From the curb, it’s impossible to tell that there’s an apartment hiding behind the doors of Creative Director and General Manager Risha Gauder’s home...
If anything, her front door looks like it belongs to yet another abandoned Temescal storefront. However, the moment you turn the handle and step inside you’re instantly transported, like peeking through a curtain into a lush Victorian parlor.
Risha has been with Crimson for three years, where she is responsible for the majority of creative decisions both on and off the sales floor, from product curation to floral design. When questioned about where her knack for design originated from, she admits that she tends to gravitate and finds joy in transforming unconventional spaces. It is only natural that she ended up finding the studio she now calls home, a daunting one room expanse with uneven wood flooring that previously served as a general store and a heating and plumbing business before being zoned for residential use. It’s hard to imagine that when she moved in, it was just one big empty room with a fridge and stove on one wall and a giant support beam jutting through the center. Risha expertly used a variety of color blocking techniques to make each corner of the large room feel like a separate space, and used creative furniture placement to style the room into a livable space.
This approach proved overwhelmingly effective in turning this blank canvas into a cozy home. Her bed, which is lofted atop a hand-built platform with a broad staircase and cabinetry cut-outs, is secretly tucked away out of view. The room contains two separate parlors for seating, and the appearance of a full kitchen, created using open shelving and an island with backsplash to mimic a long kitchen counter. You would naturally assume that Gauder has some serious interior design experience under her belt, but the majority of her work experience has actually come from working in merchandising and assisting with the process of building retail spaces.
“I feel pretty comfortable creating small stories within a space,” she shrugs, as though it is a simple, everyday task.
Her eclectic design sense and effortless styling is executed with the same casual flourish, accented by heirloom pieces passed down through her family, who are multigenerational Bay Area residents on both sides. She inherited much of the furniture and art in her present home from various family members, which she displays beside ”interesting and beautiful things that make me laugh.. odd and silly pieces” scoured from the far corners of thrift stores and hidden at the unassuming booths of the Alameda Flea Market. Her home growing up was also filled with oddities, taxidermy, and unfinished art projects, much like her present space. Unsurprisingly, it was also filled with plants.

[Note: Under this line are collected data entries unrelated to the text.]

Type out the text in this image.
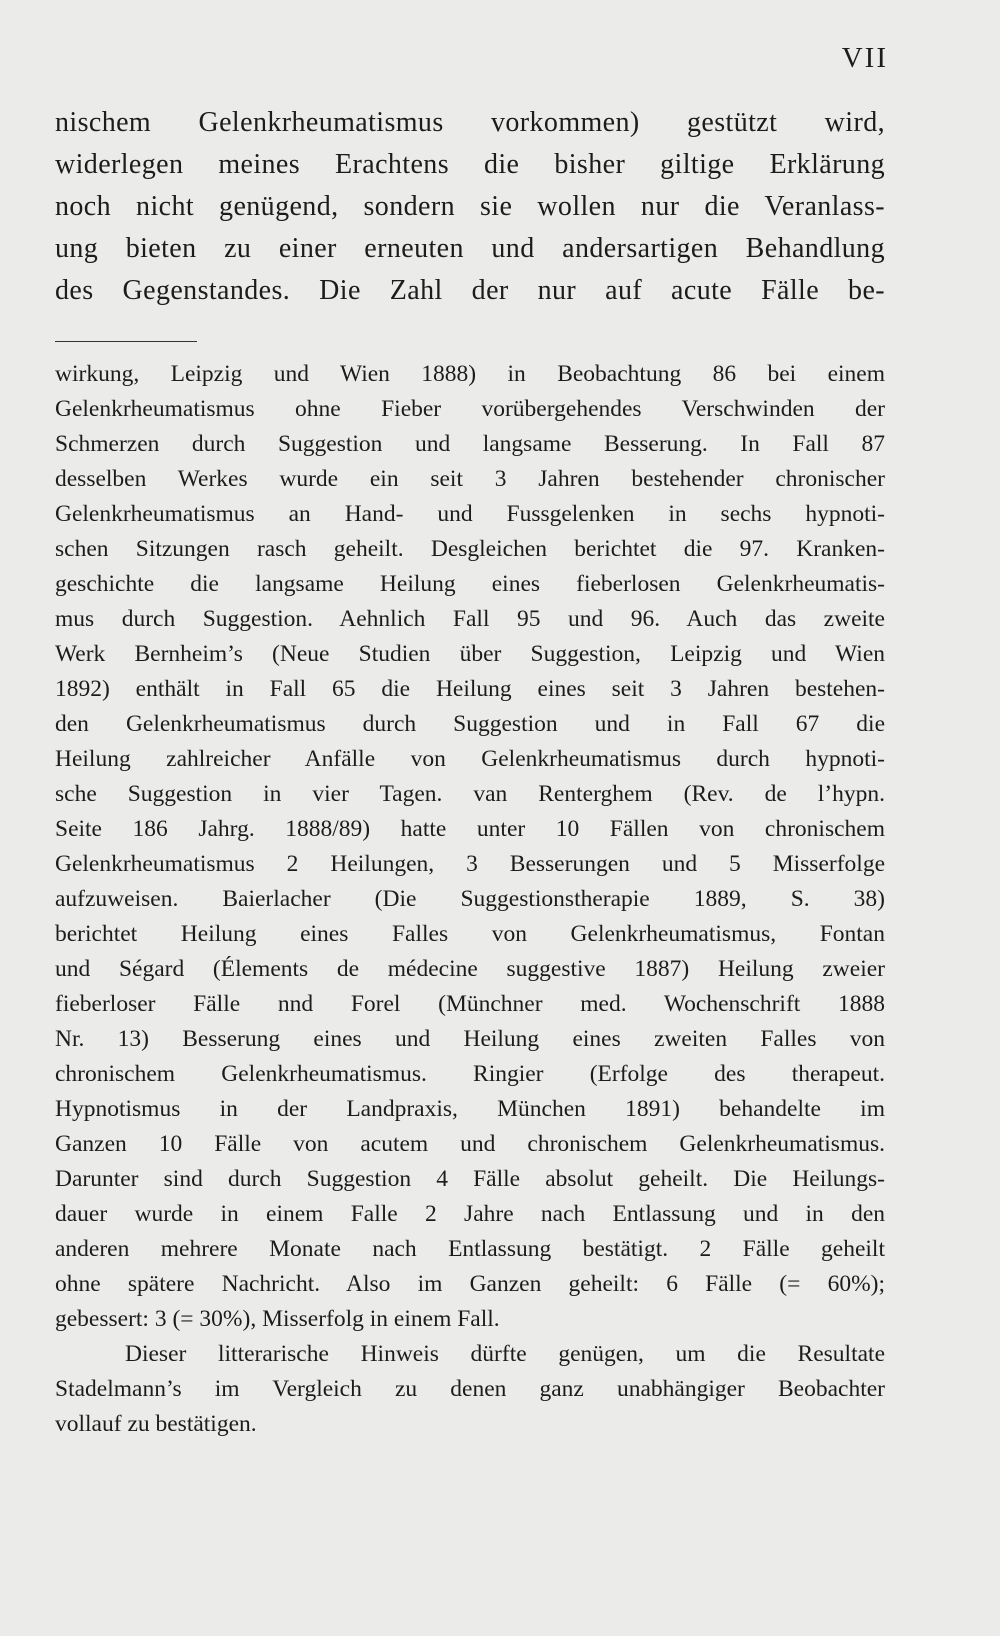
VII
nischem Gelenkrheumatismus vorkommen) gestützt wird,
widerlegen meines Erachtens die bisher giltige Erklärung
noch nicht genügend, sondern sie wollen nur die Veranlass-
ung bieten zu einer erneuten und andersartigen Behandlung
des Gegenstandes. Die Zahl der nur auf acute Fälle be-
wirkung, Leipzig und Wien 1888) in Beobachtung 86 bei einem
Gelenkrheumatismus ohne Fieber vorübergehendes Verschwinden der
Schmerzen durch Suggestion und langsame Besserung. In Fall 87
desselben Werkes wurde ein seit 3 Jahren bestehender chronischer
Gelenkrheumatismus an Hand- und Fussgelenken in sechs hypnoti-
schen Sitzungen rasch geheilt. Desgleichen berichtet die 97. Kranken-
geschichte die langsame Heilung eines fieberlosen Gelenkrheumatis-
mus durch Suggestion. Aehnlich Fall 95 und 96. Auch das zweite
Werk Bernheim’s (Neue Studien über Suggestion, Leipzig und Wien
1892) enthält in Fall 65 die Heilung eines seit 3 Jahren bestehen-
den Gelenkrheumatismus durch Suggestion und in Fall 67 die
Heilung zahlreicher Anfälle von Gelenkrheumatismus durch hypnoti-
sche Suggestion in vier Tagen. van Renterghem (Rev. de l’hypn.
Seite 186 Jahrg. 1888/89) hatte unter 10 Fällen von chronischem
Gelenkrheumatismus 2 Heilungen, 3 Besserungen und 5 Misserfolge
aufzuweisen. Baierlacher (Die Suggestionstherapie 1889, S. 38)
berichtet Heilung eines Falles von Gelenkrheumatismus, Fontan
und Ségard (Élements de médecine suggestive 1887) Heilung zweier
fieberloser Fälle nnd Forel (Münchner med. Wochenschrift 1888
Nr. 13) Besserung eines und Heilung eines zweiten Falles von
chronischem Gelenkrheumatismus. Ringier (Erfolge des therapeut.
Hypnotismus in der Landpraxis, München 1891) behandelte im
Ganzen 10 Fälle von acutem und chronischem Gelenkrheumatismus.
Darunter sind durch Suggestion 4 Fälle absolut geheilt. Die Heilungs-
dauer wurde in einem Falle 2 Jahre nach Entlassung und in den
anderen mehrere Monate nach Entlassung bestätigt. 2 Fälle geheilt
ohne spätere Nachricht. Also im Ganzen geheilt: 6 Fälle (= 60%);
gebessert: 3 (= 30%), Misserfolg in einem Fall.
Dieser litterarische Hinweis dürfte genügen, um die Resultate
Stadelmann’s im Vergleich zu denen ganz unabhängiger Beobachter
vollauf zu bestätigen.
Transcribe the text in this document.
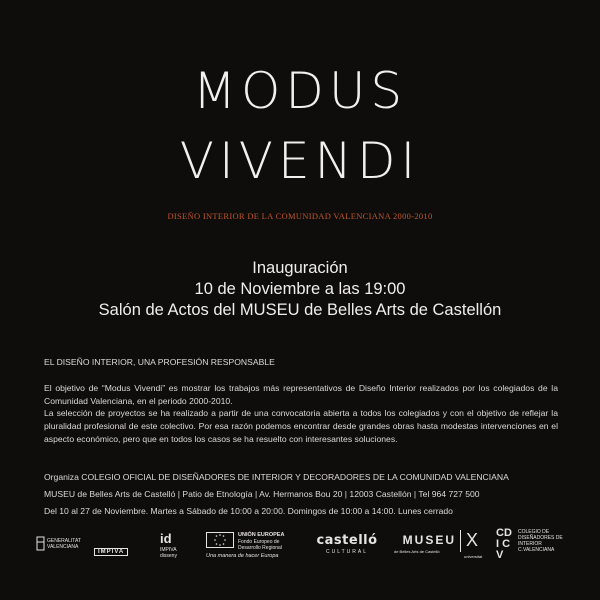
MODUS
VIVENDI
DISEÑO INTERIOR DE LA COMUNIDAD VALENCIANA 2000-2010
Inauguración
10 de Noviembre a las 19:00
Salón de Actos del MUSEU de Belles Arts de Castellón
EL DISEÑO INTERIOR, UNA PROFESIÓN RESPONSABLE
El objetivo de “Modus Vivendi” es mostrar los trabajos más representativos de Diseño Interior realizados por los colegiados de la Comunidad Valenciana, en el periodo 2000-2010.
La selección de proyectos se ha realizado a partir de una convocatoria abierta a todos los colegiados y con el objetivo de reflejar la pluralidad profesional de este colectivo. Por esa razón podemos encontrar desde grandes obras hasta modestas intervenciones en el aspecto económico, pero que en todos los casos se ha resuelto con interesantes soluciones.
Organiza COLEGIO OFICIAL DE DISEÑADORES DE INTERIOR Y DECORADORES DE LA COMUNIDAD VALENCIANA
MUSEU de Belles Arts de Castelló | Patio de Etnología | Av. Hermanos Bou 20 | 12003 Castellón | Tel 964 727 500
Del 10 al 27 de Noviembre. Martes a Sábado de 10:00 a 20:00. Domingos de 10:00 a 14:00. Lunes cerrado
GENERALITAT VALENCIANA
IMPIVA
id
IMPIVA disseny
UNIÓN EUROPEA
Fondo Europeo de Desarrollo Regional
Una manera de hacer Europa
castelló
CULTURAL
MUSEU
de Belles Arts de Castelló
X
universitat
CDI CV
COLEGIO DE DISEÑADORES DE INTERIOR C.VALENCIANA
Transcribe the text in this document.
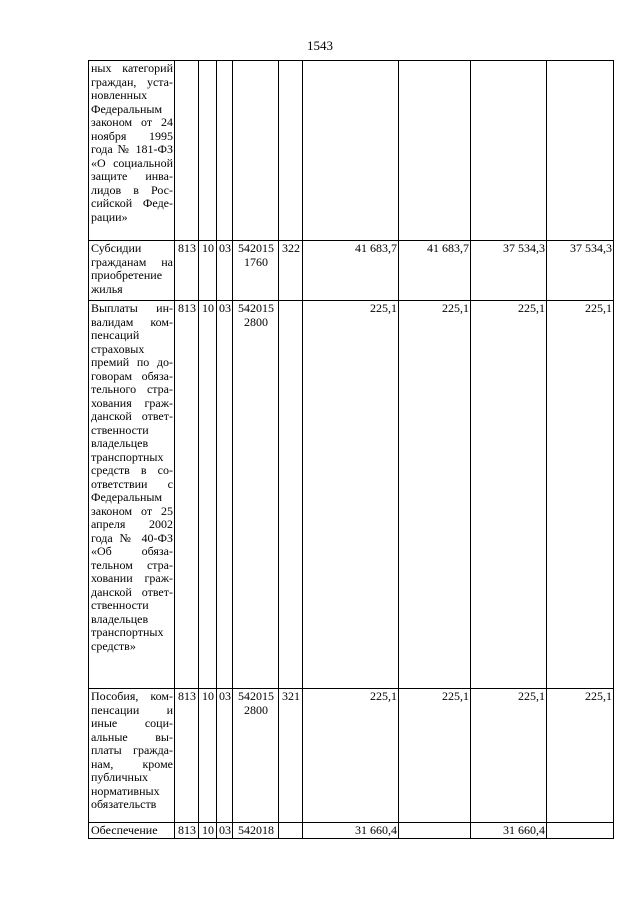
1543
ных категорий граждан, уста-новленных Федеральным законом от 24 ноября 1995 года № 181-ФЗ «О социальной защите инва-лидов в Рос-сийской Феде-рации»									
Субсидии гражданам на приобретение жилья	813	10	03	542015 1760	322	41 683,7	41 683,7	37 534,3	37 534,3
Выплаты ин-валидам ком-пенсаций страховых премий по до-говорам обяза-тельного стра-хования граж-данской ответ-ственности владельцев транспортных средств в со-ответствии с Федеральным законом от 25 апреля 2002 года № 40-ФЗ «Об обяза-тельном стра-ховании граж-данской ответ-ственности владельцев транспортных средств»	813	10	03	542015 2800		225,1	225,1	225,1	225,1
Пособия, ком-пенсации и иные соци-альные вы-платы гражда-нам, кроме публичных нормативных обязательств	813	10	03	542015 2800	321	225,1	225,1	225,1	225,1
Обеспечение	813	10	03	542018		31 660,4		31 660,4	
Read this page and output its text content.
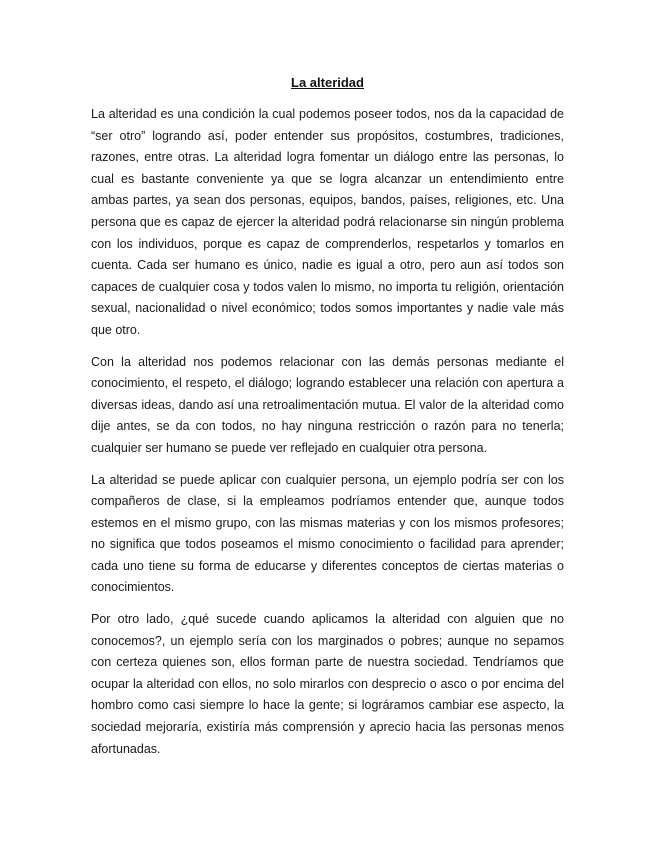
La alteridad

La alteridad es una condición la cual podemos poseer todos, nos da la capacidad de “ser otro” logrando así, poder entender sus propósitos, costumbres, tradiciones, razones, entre otras. La alteridad logra fomentar un diálogo entre las personas, lo cual es bastante conveniente ya que se logra alcanzar un entendimiento entre ambas partes, ya sean dos personas, equipos, bandos, países, religiones, etc. Una persona que es capaz de ejercer la alteridad podrá relacionarse sin ningún problema con los individuos, porque es capaz de comprenderlos, respetarlos y tomarlos en cuenta. Cada ser humano es único, nadie es igual a otro, pero aun así todos son capaces de cualquier cosa y todos valen lo mismo, no importa tu religión, orientación sexual, nacionalidad o nivel económico; todos somos importantes y nadie vale más que otro.

Con la alteridad nos podemos relacionar con las demás personas mediante el conocimiento, el respeto, el diálogo; logrando establecer una relación con apertura a diversas ideas, dando así una retroalimentación mutua. El valor de la alteridad como dije antes, se da con todos, no hay ninguna restricción o razón para no tenerla; cualquier ser humano se puede ver reflejado en cualquier otra persona.

La alteridad se puede aplicar con cualquier persona, un ejemplo podría ser con los compañeros de clase, si la empleamos podríamos entender que, aunque todos estemos en el mismo grupo, con las mismas materias y con los mismos profesores; no significa que todos poseamos el mismo conocimiento o facilidad para aprender; cada uno tiene su forma de educarse y diferentes conceptos de ciertas materias o conocimientos.

Por otro lado, ¿qué sucede cuando aplicamos la alteridad con alguien que no conocemos?, un ejemplo sería con los marginados o pobres; aunque no sepamos con certeza quienes son, ellos forman parte de nuestra sociedad. Tendríamos que ocupar la alteridad con ellos, no solo mirarlos con desprecio o asco o por encima del hombro como casi siempre lo hace la gente; si lográramos cambiar ese aspecto, la sociedad mejoraría, existiría más comprensión y aprecio hacia las personas menos afortunadas.
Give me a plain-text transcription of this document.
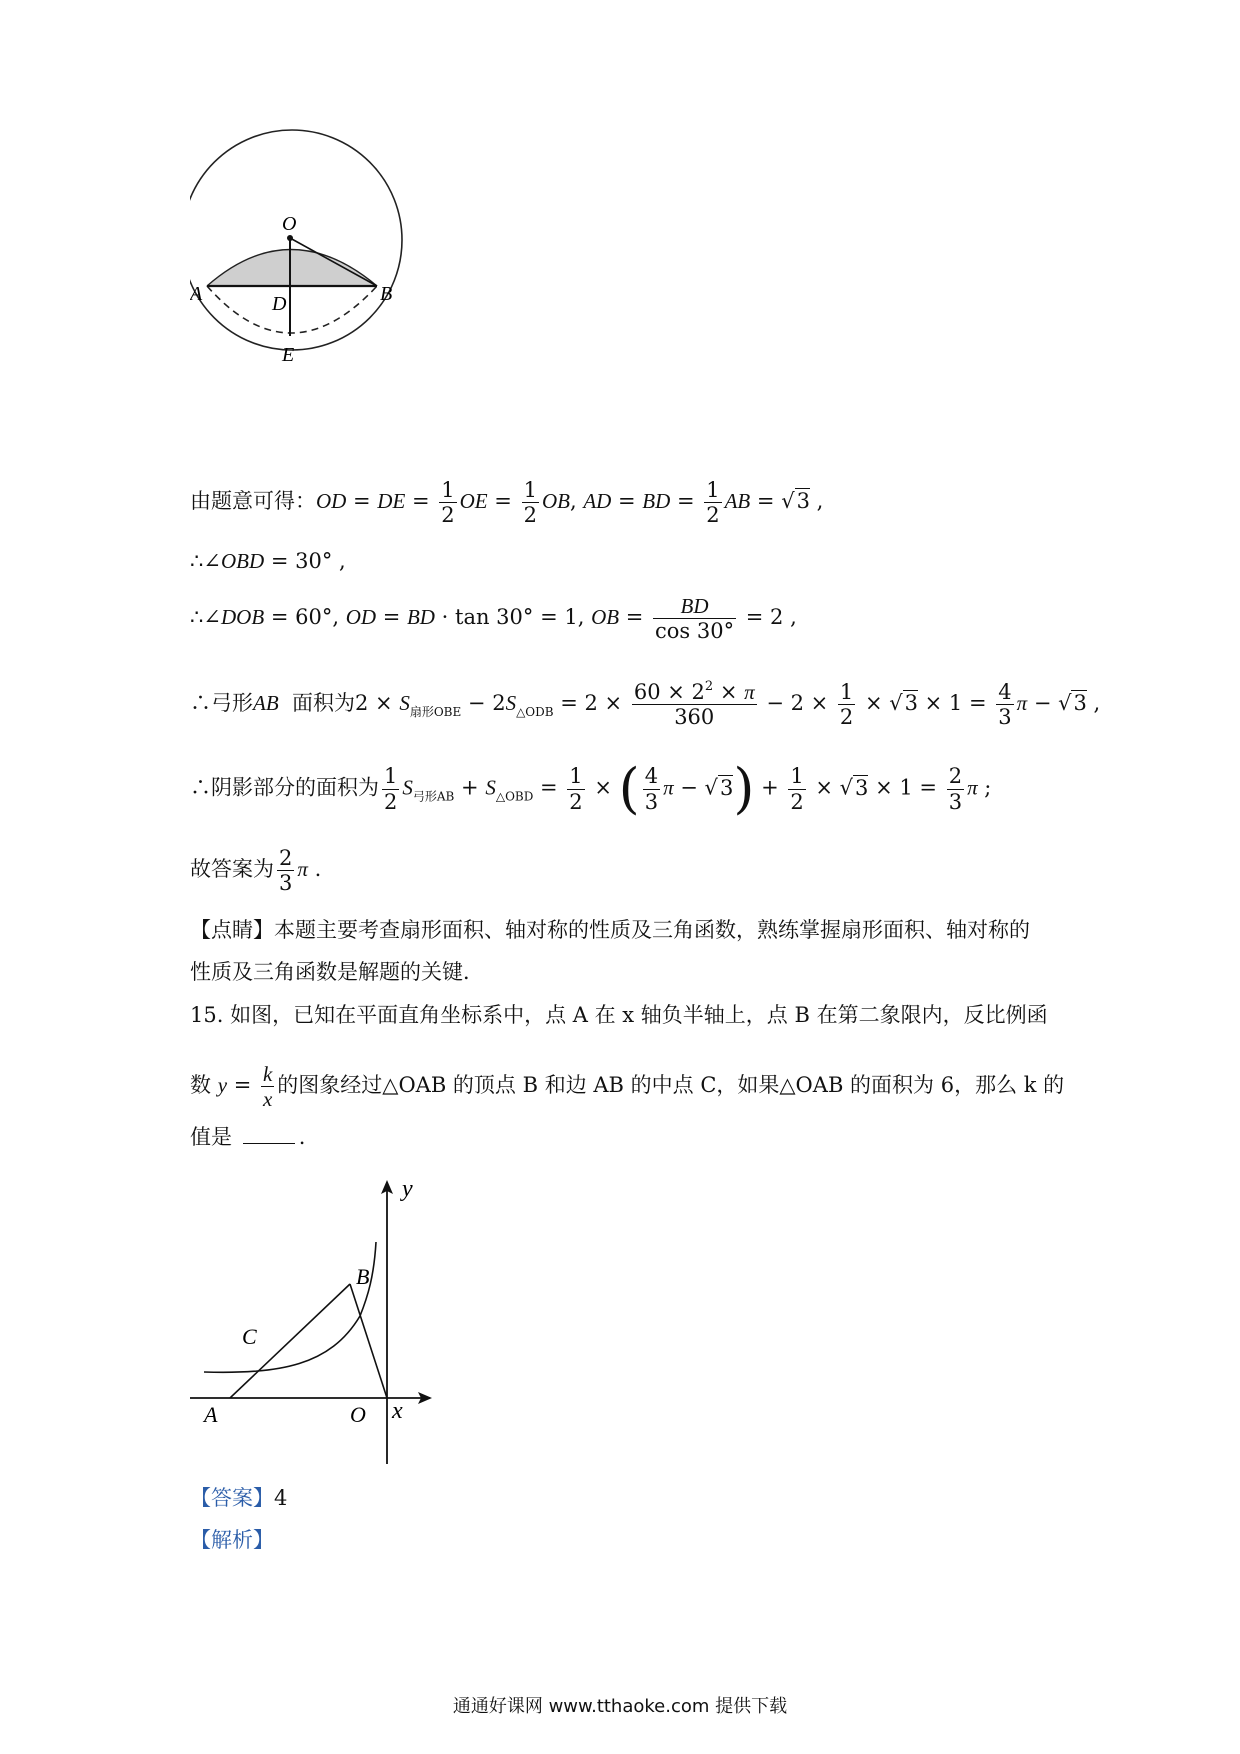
O
A	B
D
E
由题意可得：OD = DE = $\frac{1}{2}$ OE = $\frac{1}{2}$ OB, AD = BD = $\frac{1}{2}$ AB = √3 ,
∴∠OBD = 30° ,
∴∠DOB = 60°, OD = BD · tan 30° = 1, OB = $\frac{BD}{\cos 30^\circ} = 2$ ,
∴弓形AB 面积为$2 \times S_{扇形OBE} - 2S_{\triangle ODB} = 2 \times \frac{60 \times 2^2 \times \pi}{360} - 2 \times \frac{1}{2} \times √3 \times 1 = \frac{4}{3}$ π − √3 ,
∴阴影部分的面积为 $\frac{1}{2} S_{弓形AB} + S_{\triangle OBD} = \frac{1}{2}$ × ( $\frac{4}{3}$ $\pi - √3) + \frac{1}{2} \times √3 \times 1 = \frac{2}{3}$ π ;
故答案为 $\frac{2}{3}$ π .
【点睛】本题主要考查扇形面积、轴对称的性质及三角函数，熟练掌握扇形面积、轴对称的
性质及三角函数是解题的关键．
15. 如图，已知在平面直角坐标系中，点 A 在 x 轴负半轴上，点 B 在第二象限内，反比例函
数 $y = \frac{k}{x}$ 的图象经过△OAB 的顶点 B 和边 AB 的中点 C，如果△OAB 的面积为 6，那么 k 的
值是	.
y
x
B
C
A	O
【答案】4
【解析】
通通好课网 www.tthaoke.com 提供下载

And as you can tell, plants are the real spotlight of this secret Oakland conservatory, adorning every corner of her studio from floor to ceiling.
“I have been surrounded by plants my whole life and always felt a connection to nature,” she remarks. Growing up, her parents owned a landscaping company guided by her mother, a Landscape Architect, and executed by her father. This naturally made way for a lush, verdant interiorscape within their own home. “When I was a young teen we would do a lot of our shopping at the ‘Super Longs,’” she laughs. “They had a banger plant section. I would always pick out a weirdo plant every time we were there. I remember getting my first Chenille plant and killing it a couple of weeks later!”
As an adult, Gauder has made a career out of plant curation, and today hand-picks most of “the weirdos” Crimson is known to carry, from rare plants to everyday goobers. “It’s a weird thought, but I’ve been doing the plant thing for over 20 years now.” It’s a good thing, because her watering routine is kind of a part time job in itself. Risha spends around three to four hours watering and caring for her plants each week. She sticks to plants she knows will survive within the lighting conditions of her space and that will tolerate her weekly watering schedule in order to keep things simple and avoid overcomplicating her plant care routine. “I just crank up some music and make a day of it!” she says with the same enthusiasm and good humor she uses to approach the pile of difficult tasks she somehow manages to accomplish each day in order to keep Crimson stocked and beautiful.
Needless to say, her approach is inspiring for plant lovers and the plant curious, alike. She proves that no matter what amount of time you have, you can still curate a home you love and a thriving plant selection if you stick to what you know.